The Middle East | 30 Jan 2013
The opening of the long awaited, third phase of The Avenues mall in Kuwait has provided the retail sector with a major boost, while reaffirming a growing demand for luxury goods.
Kuwait has one of the highest per capita GDPs in the world, estimated at $45,757 by the IMF in 2011 and forecast to increase to $52,267 by 2014, giving its consumers considerable spending power.
The number of high-profile, international retailers moving into new shopping centres is also on the rise, signalling a growing confidence in the Kuwaiti market. However, as competition in the sector heats up, industry players are recognising the need to attract both new and repeat business, citing customer loyalty as a key component of long-term success.
Rising consumer demand has led to a wave of new shopping centres opening their doors in Kuwait in recent years. 360 Kuwait, which began operating in 2009, is home to 82,000 sq metres of retail space, and the Mall of Kuwait is expected to have a 150,000 sq-metre capacity when it opens.

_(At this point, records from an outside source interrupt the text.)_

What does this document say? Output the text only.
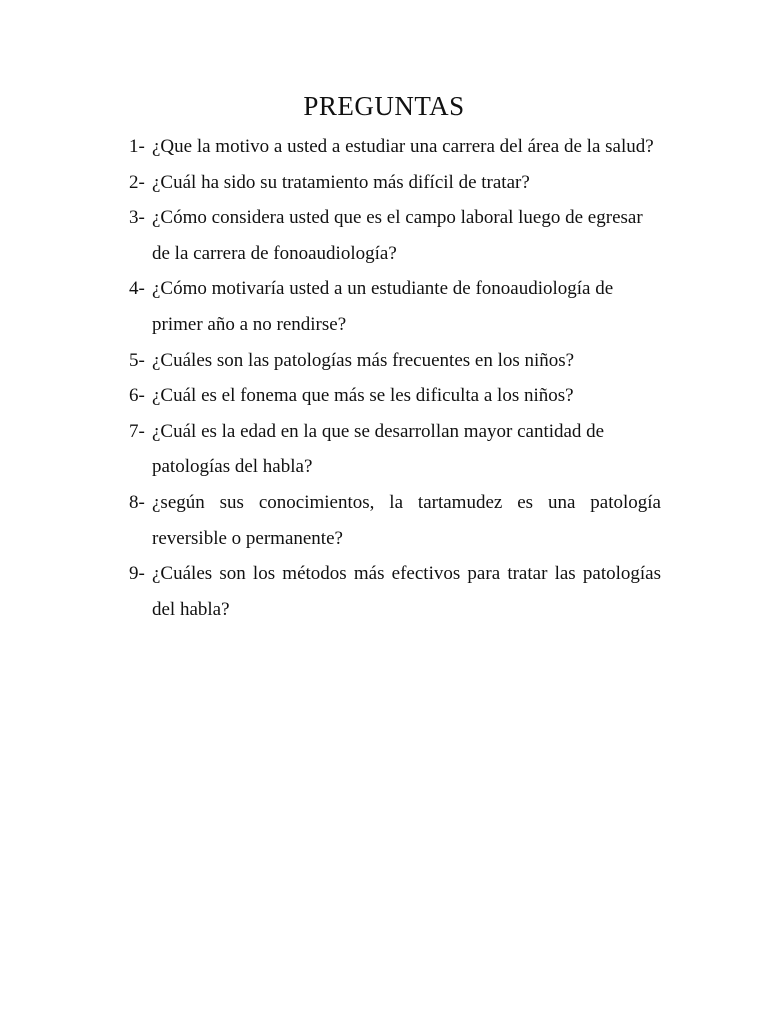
PREGUNTAS
1- ¿Que la motivo a usted a estudiar una carrera del área de la salud?
2- ¿Cuál ha sido su tratamiento más difícil de tratar?
3- ¿Cómo considera usted que es el campo laboral luego de egresar de la carrera de fonoaudiología?
4- ¿Cómo motivaría usted a un estudiante de fonoaudiología de primer año a no rendirse?
5- ¿Cuáles son las patologías más frecuentes en los niños?
6- ¿Cuál es el fonema que más se les dificulta a los niños?
7- ¿Cuál es la edad en la que se desarrollan mayor cantidad de patologías del habla?
8- ¿según sus conocimientos, la tartamudez es una patología reversible o permanente?
9- ¿Cuáles son los métodos más efectivos para tratar las patologías del habla?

In its expansion, which covers an area of more than 100,000 sq metres at a cost of KD150m ($533m), The Avenues has adopted the increasingly popular model of combining retail outlets with family entertainment options. The new sections of the mall include the Grand Avenue, which has become a talking point due to its unusual architectural design. The avenue sets out to conjure up an outdoor, “European” shopping experience, with retailers located on a 500-metre-long, 20-metre-wide, tree-lined boulevard.
The mall’s new sections contain a number of small boutiques and international retailers, as well as popular restaurant chains. New retailers include the first overseas branch of the American kitchen supply and gourmet goods store Williams-Sonoma. The store opened in November in partnership with M.H. Alshaya, a Kuwait City-based global franchise operator.
Further sections of the development are set to open in the coming months, including Prestige, which will house a number of high-end retailers, including a branch of Harvey Nichols. The third phase will also witness the construction of the Mall, which is to serve as a connection between the buildings constructed in the shopping centre’s first two phases. The Mall is set to contain a jewellery souk, and a 5000-sq-metre section of the first floor has been dedicated to children’s entertainment. Another area of the mall, SoKu (“South of Kuwait”) is modelled on New York’s famous SoHo district and is intended to attract a younger segment of the Kuwaiti population.
While the expansion of the retail sector is gaining pace, luxury goods sales have suffered in recent years due to a wave of consumer wariness sparked by the global economic crisis.
Shahzad Gidwani, the general manager of the trading division at Kuwait-based luxury goods trader Mourad Yousuf Behbahani Company, told OBG that overall luxury sales were flat in 2012 and that future expansion may necessitate a change in the way retailers interact with their clients. Gidwani told OBG that by encouraging younger customers to see the value in owning luxury goods, retailers would promote brand loyalty and, in turn, generate growth.
In a separate interview with OBG, Aref Easa Al Yousifi, the vice-chairman and managing director at Easa Husain Al Yousifi & Sons, a Kuwait City-based electronics distributor, also emphasised the importance of cultivating better customer service standards. “The Kuwaiti consumer, especially in the technology market, is becoming more sophisticated,” he told OBG. “Quality and after-sales services are becoming increasingly important, therefore it is becoming harder to compete.”
Kuwait’s malls are expected to retain their popularity with consumers, especially centres offering a multi-faceted shopping experience that includes family-friendly facilities and entertainment. Rising demand should bring more luxury lines to local malls, although they will need to focus on their competitiveness, rather than relying purely on brand name, to flourish in an increasingly diverse market.